Il programma prevede anche una tappa nella Striscia di Gaza, ferita aperta del conflitto tra israeliani e palestinesi. La visita ai cristiani locali è molto attesa…
Sarà una visita di vicinanza a questa comunità. Certamente un segno piccolo ma lo dobbiamo ai nostri fratelli che vivono nella Striscia nonostante i venti contrari che allontanano le speranze per una fine del conflitto. Saranno momenti di ascolto utili per capire come i nostri fratelli in Terra Santa vivono queste difficoltà politiche, sociali ed economiche. Solo così potremo riportare la loro testimonianza una volta rientrati a casa.
La Chiesa italiana ha sempre mostrato una grande vicinanza a quella della Terra Santa, unite da un legame molto forte. C’è un contributo particolare che la Chiesa italiana può dare in un momento di così forte tensione nell’area?
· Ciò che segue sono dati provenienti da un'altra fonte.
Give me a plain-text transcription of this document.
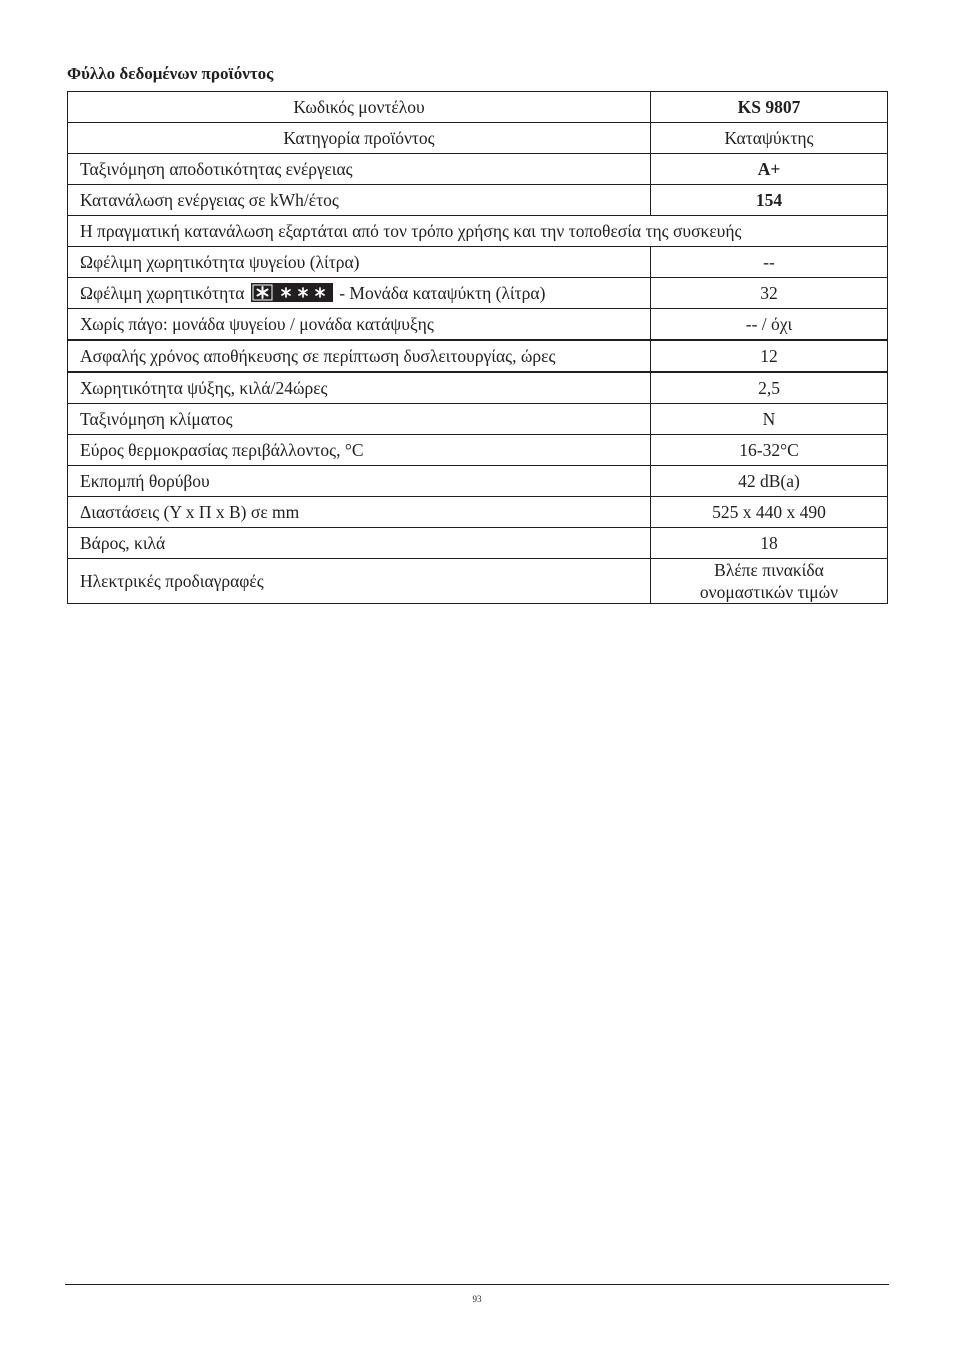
Φύλλο δεδομένων προϊόντος
Κωδικός μοντέλου	KS 9807
Κατηγορία προϊόντος	Καταψύκτης
Ταξινόμηση αποδοτικότητας ενέργειας	A+
Κατανάλωση ενέργειας σε kWh/έτος	154
Η πραγματική κατανάλωση εξαρτάται από τον τρόπο χρήσης και την τοποθεσία της συσκευής	
Ωφέλιμη χωρητικότητα ψυγείου (λίτρα)	--
Ωφέλιμη χωρητικότητα - Μονάδα καταψύκτη (λίτρα)	32
Χωρίς πάγο: μονάδα ψυγείου / μονάδα κατάψυξης	-- / όχι
Ασφαλής χρόνος αποθήκευσης σε περίπτωση δυσλειτουργίας, ώρες	12
Χωρητικότητα ψύξης, κιλά/24ώρες	2,5
Ταξινόμηση κλίματος	N
Εύρος θερμοκρασίας περιβάλλοντος, °C	16-32°C
Εκπομπή θορύβου	42 dB(a)
Διαστάσεις (Υ x Π x Β) σε mm	525 x 440 x 490
Βάρος, κιλά	18
Ηλεκτρικές προδιαγραφές	Βλέπε πινακίδα
ονομαστικών τιμών
93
Innanzitutto coltivare questa attenzione che l’Italia ha da sempre verso la Terra Santa attraverso il Patriarcato e la Custodia e tante istituzioni religiose, educative e caritative. Poi serve dare continuità a questa attenzione e a questa presenza. Essere nell’Holy Land Coordination rafforza questo legame. Credo vada in questa direzione anche l’incontro di riflessione e spiritualità “Mediterraneo frontiera di pace”, promosso dalla Cei per il prossimo febbraio (dal 19 al 23, ndr.) che porterà a Bari i vescovi e i patriarchi cattolici dei Paesi che si affacciano sul Mediterraneo. Siamo felici che Papa Francesco abbia confermato la sua presenza il 23 febbraio. Quello di Bari è stato pensato sin dall’inizio come un incontro di carità tra i vescovi e i patriarchi per confermarsi in una esperienza di sostegno e di ascolto reciproco delle rispettive Chiese. Ne deriva un messaggio di unità e di servizio umile ma forte in questa situazione particolarmente tesa che stiamo vivendo.